Last winter, we began the hunt for a base layer that performed in the cold; after our own polyester offering, we decided, was rubbish. That, and two other man-made layers I owned, left me feeling cold and clammy even after stopping at traffic lights. I dreaded leaving the coffee stop for the chill that hit the chest, before the helmet was on.
A baselayer works by transporting the sweat away from the skin and into the next layer of fabric. The desired result is the skin stays warm while the fabric is cooling down from drying. So if we got the base layer right, and made our skin feel good, the head follows on cold March mornings.
So we looked at all available options: simple polyester,bamboo, cotton and merino and the best synthetics for a material to make our next garment. And for training nothing comes close to 100% Merino. Most polypropylene fabric is totally non-absorbent, so has better moisture transfer for competitive use, but the package pure Merino offers, is hard to match for warmth, wicking and repeated use. In an world led by technology and the latest human innovation, it is comforting to return to a natural fabric, soft next to the skin which performed across a vast temperature range. The best thing about merino base layers is that they retain heat and their thermal properties even when wet. Sold.
We sourced New Zealand Merino Wool, woven on the South Island. It is naturally dyed and fine finished to be itch free. The material is then machined together using a 4-needle flat stitch to reduce irritation. The insulation offered by merino wool comes down to the shape of the fibres – like small rose thorns – and the fact that they don’t compress as much when wet, unlike cotton. This helps maintain the air-filled gaps between the fibres, working to retain warmth. It comes in different weights to suit different temperatures, from lightweight to thermal insulation. For our Winter/Spring Long sleeve after testing we settled on 200gram fabric weight.
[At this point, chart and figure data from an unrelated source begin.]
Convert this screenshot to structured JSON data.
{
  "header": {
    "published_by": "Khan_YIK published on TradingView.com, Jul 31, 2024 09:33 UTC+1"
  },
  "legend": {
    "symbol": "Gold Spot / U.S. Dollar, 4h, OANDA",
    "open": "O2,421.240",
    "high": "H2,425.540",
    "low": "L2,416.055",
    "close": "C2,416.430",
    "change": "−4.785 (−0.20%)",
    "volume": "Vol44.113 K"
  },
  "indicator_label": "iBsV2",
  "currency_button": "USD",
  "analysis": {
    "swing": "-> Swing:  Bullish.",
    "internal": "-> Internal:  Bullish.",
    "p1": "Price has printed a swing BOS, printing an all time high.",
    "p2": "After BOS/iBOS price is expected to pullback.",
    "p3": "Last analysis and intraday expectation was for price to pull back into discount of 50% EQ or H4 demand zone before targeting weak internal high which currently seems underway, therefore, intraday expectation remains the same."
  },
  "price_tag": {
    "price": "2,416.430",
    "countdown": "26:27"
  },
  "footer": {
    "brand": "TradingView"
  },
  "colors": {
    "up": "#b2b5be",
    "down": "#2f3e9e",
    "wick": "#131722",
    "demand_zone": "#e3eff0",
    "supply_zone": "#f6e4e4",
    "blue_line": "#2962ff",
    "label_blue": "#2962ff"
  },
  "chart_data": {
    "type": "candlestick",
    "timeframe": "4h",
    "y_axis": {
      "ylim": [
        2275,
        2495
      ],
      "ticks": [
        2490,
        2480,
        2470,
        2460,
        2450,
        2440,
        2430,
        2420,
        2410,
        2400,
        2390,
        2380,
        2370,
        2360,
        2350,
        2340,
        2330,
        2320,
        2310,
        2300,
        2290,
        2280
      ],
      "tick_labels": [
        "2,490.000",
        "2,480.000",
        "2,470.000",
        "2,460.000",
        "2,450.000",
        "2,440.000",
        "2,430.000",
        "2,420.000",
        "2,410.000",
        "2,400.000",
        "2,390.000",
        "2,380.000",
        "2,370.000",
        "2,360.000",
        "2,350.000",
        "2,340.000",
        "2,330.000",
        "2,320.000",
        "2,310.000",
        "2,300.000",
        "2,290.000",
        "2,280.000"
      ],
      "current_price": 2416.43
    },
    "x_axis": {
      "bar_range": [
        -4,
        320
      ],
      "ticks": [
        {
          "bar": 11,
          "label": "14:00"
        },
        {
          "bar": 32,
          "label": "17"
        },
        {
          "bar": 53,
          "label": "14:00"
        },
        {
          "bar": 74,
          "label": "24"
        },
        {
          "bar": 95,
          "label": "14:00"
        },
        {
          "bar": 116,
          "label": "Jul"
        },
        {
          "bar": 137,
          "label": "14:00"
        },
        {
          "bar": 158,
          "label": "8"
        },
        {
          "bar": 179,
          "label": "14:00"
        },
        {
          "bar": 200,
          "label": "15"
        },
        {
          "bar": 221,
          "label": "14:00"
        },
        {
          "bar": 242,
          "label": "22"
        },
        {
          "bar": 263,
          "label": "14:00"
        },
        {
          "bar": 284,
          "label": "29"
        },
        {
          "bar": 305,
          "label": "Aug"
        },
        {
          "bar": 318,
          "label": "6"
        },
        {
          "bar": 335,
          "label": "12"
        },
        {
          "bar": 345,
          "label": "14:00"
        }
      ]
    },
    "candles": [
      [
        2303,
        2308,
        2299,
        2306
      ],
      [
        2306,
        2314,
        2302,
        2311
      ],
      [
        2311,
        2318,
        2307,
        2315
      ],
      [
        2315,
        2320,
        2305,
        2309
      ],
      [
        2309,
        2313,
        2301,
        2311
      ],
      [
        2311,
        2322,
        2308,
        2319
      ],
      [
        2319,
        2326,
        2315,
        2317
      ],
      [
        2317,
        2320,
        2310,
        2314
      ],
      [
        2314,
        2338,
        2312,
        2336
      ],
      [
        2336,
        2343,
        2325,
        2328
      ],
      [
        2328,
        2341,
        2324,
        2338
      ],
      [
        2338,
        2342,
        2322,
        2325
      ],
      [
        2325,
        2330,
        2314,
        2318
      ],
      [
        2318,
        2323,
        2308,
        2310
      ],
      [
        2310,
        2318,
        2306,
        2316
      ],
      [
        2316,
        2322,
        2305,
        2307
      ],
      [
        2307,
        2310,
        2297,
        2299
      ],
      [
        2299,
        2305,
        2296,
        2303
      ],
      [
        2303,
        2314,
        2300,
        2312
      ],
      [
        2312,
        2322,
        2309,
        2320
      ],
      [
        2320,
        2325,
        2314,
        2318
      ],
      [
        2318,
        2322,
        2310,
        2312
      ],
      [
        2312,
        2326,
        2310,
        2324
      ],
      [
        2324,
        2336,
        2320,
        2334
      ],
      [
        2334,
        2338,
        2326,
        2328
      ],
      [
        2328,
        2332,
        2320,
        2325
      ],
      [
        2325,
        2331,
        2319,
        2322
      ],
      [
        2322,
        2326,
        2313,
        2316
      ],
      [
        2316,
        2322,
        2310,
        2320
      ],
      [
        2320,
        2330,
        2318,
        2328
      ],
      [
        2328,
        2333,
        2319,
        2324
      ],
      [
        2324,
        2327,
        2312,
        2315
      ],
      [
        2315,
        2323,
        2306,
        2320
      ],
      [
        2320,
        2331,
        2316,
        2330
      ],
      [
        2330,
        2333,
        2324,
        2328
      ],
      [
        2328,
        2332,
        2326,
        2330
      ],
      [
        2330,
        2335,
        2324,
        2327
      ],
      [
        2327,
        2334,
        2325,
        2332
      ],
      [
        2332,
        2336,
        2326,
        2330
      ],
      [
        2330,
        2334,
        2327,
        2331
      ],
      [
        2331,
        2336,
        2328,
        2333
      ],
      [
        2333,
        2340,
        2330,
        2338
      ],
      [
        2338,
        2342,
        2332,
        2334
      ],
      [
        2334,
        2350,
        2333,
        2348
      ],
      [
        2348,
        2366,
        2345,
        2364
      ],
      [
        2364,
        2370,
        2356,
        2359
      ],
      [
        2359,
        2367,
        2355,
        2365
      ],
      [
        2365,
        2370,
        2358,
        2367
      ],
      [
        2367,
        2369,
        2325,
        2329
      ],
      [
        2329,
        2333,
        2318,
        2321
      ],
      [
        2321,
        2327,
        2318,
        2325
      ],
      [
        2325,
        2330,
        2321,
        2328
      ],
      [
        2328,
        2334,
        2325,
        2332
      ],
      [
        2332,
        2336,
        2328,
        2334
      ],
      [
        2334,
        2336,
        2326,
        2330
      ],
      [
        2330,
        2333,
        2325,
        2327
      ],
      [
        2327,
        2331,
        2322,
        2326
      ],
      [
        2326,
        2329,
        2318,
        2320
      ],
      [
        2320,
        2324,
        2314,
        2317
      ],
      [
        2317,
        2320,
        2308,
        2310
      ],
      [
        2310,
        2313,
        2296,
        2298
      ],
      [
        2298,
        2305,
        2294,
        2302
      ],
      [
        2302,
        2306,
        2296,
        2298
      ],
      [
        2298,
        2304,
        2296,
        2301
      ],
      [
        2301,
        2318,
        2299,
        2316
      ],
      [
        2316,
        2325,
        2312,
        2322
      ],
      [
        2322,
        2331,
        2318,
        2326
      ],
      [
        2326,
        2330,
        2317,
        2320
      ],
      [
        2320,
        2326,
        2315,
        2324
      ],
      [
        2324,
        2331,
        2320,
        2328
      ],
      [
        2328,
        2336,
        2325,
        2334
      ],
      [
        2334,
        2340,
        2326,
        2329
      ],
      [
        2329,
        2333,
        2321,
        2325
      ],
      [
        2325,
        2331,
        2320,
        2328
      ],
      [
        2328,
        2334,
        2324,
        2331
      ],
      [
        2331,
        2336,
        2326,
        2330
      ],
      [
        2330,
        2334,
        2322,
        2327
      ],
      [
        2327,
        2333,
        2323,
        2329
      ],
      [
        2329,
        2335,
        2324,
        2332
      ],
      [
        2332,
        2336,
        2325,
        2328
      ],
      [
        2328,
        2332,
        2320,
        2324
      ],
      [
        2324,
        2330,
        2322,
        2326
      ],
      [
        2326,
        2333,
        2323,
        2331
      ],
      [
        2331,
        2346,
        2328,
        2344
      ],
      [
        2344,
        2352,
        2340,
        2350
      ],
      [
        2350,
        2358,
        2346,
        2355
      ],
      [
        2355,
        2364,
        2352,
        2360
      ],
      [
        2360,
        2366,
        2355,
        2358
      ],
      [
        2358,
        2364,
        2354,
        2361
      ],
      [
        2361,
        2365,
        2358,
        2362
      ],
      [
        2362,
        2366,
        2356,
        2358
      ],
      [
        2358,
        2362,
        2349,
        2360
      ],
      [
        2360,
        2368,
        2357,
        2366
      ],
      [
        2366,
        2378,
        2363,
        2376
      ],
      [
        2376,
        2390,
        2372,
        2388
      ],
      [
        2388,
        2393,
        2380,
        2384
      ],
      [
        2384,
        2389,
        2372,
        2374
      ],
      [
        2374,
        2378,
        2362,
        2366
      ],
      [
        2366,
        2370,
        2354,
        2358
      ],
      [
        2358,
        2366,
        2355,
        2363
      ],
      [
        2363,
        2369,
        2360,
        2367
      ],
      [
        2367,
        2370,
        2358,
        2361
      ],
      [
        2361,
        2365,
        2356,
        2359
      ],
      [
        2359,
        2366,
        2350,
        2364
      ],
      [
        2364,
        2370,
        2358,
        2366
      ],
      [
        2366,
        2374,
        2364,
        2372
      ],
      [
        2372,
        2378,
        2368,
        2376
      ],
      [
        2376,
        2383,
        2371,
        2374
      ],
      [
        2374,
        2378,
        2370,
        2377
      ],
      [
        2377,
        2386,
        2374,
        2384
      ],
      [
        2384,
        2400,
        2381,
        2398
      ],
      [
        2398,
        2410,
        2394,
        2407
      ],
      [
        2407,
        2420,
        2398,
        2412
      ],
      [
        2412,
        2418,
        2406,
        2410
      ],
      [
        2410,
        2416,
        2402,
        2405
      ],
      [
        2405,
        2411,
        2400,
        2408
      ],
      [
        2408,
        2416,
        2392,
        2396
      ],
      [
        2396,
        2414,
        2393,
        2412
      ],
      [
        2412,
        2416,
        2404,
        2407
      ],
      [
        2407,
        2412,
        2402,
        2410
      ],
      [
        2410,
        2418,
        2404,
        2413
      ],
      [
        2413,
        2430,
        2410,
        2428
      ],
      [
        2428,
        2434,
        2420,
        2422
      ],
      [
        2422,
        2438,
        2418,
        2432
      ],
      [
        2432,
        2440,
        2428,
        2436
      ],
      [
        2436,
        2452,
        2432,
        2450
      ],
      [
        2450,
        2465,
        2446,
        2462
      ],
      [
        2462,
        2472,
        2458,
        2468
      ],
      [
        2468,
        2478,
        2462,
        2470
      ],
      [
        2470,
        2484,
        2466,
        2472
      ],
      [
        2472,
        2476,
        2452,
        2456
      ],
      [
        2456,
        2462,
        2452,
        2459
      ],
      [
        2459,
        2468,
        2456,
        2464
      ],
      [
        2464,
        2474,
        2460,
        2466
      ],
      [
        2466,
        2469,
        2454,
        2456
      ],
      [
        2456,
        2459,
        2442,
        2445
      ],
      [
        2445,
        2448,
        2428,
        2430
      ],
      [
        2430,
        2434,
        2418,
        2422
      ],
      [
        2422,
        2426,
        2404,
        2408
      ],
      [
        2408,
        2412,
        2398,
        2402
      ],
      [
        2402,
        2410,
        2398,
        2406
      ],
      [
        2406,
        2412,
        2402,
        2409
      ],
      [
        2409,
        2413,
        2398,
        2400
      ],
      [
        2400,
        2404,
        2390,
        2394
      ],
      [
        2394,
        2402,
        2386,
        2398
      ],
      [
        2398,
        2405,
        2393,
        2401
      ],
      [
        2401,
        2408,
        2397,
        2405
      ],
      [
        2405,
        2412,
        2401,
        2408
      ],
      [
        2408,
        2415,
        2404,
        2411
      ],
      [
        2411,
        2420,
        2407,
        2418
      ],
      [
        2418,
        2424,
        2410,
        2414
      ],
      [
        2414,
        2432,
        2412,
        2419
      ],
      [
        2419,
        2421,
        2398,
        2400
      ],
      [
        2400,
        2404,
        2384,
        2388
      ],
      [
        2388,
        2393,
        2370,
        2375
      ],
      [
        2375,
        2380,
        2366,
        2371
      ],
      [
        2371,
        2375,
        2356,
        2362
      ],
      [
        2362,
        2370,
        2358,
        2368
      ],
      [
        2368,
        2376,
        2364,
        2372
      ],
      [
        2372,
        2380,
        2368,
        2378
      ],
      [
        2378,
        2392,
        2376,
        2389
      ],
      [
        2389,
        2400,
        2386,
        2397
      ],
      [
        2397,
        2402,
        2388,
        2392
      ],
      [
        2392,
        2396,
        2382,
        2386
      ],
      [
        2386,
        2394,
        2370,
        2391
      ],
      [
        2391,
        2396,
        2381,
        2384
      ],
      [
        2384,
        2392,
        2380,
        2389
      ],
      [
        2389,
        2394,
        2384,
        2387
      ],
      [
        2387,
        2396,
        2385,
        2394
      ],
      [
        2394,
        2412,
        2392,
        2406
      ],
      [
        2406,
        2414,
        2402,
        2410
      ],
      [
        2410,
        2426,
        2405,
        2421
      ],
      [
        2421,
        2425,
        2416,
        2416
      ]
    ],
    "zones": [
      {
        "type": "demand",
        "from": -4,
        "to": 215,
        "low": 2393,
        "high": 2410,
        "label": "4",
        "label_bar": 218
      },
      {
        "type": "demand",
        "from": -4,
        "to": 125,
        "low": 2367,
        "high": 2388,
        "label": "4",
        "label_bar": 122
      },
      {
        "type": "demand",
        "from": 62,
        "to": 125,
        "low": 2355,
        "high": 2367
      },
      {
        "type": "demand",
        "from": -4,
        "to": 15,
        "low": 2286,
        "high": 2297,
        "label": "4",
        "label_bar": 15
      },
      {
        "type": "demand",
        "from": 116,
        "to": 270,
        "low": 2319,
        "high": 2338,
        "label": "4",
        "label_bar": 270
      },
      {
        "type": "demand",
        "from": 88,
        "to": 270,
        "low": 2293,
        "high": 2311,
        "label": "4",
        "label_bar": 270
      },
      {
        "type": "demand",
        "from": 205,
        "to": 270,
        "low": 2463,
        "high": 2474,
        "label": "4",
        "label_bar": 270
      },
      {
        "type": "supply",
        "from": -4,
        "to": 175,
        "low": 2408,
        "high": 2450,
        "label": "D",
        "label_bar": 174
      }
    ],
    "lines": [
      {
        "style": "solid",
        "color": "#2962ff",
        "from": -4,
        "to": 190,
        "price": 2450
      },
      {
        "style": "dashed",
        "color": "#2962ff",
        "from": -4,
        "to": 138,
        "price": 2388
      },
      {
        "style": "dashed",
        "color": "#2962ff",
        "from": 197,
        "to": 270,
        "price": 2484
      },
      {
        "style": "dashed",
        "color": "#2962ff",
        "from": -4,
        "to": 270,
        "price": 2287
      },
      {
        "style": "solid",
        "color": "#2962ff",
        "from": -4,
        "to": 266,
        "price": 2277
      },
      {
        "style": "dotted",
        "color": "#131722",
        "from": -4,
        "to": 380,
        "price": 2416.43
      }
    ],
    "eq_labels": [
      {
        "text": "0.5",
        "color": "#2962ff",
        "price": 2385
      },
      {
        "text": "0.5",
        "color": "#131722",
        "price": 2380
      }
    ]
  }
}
The market is full of expensive 100% merino garments and cheaper merino mixes, which don’t work as well next to the skin. So after sourcing the factory we have refined the samples and purchased a lot! So confident are we in both the quality and performance of this garment that we say it is as good as anything out there, even at double the retail price.
The cut is designed only for cycling, slightly tapered on the waist, long tail and offering a close but unrestrictive fit. It comes in five sizes, from small to XXL. Our logo is embroidered, in white, on the high 7cm high-stretch neck. Extra long arms seal all drafts and finish the package.
“……..you just put it on and it feels right”
We have lighter, crew neck 150gram short sleeved base layers for Summer and Autumn use and are developing some racing jerseys made from this magic fabric.
Galibier and merino partnership will be a long one.
1 thought on “Why Merino?”
Looking forward to the launch of the base layer.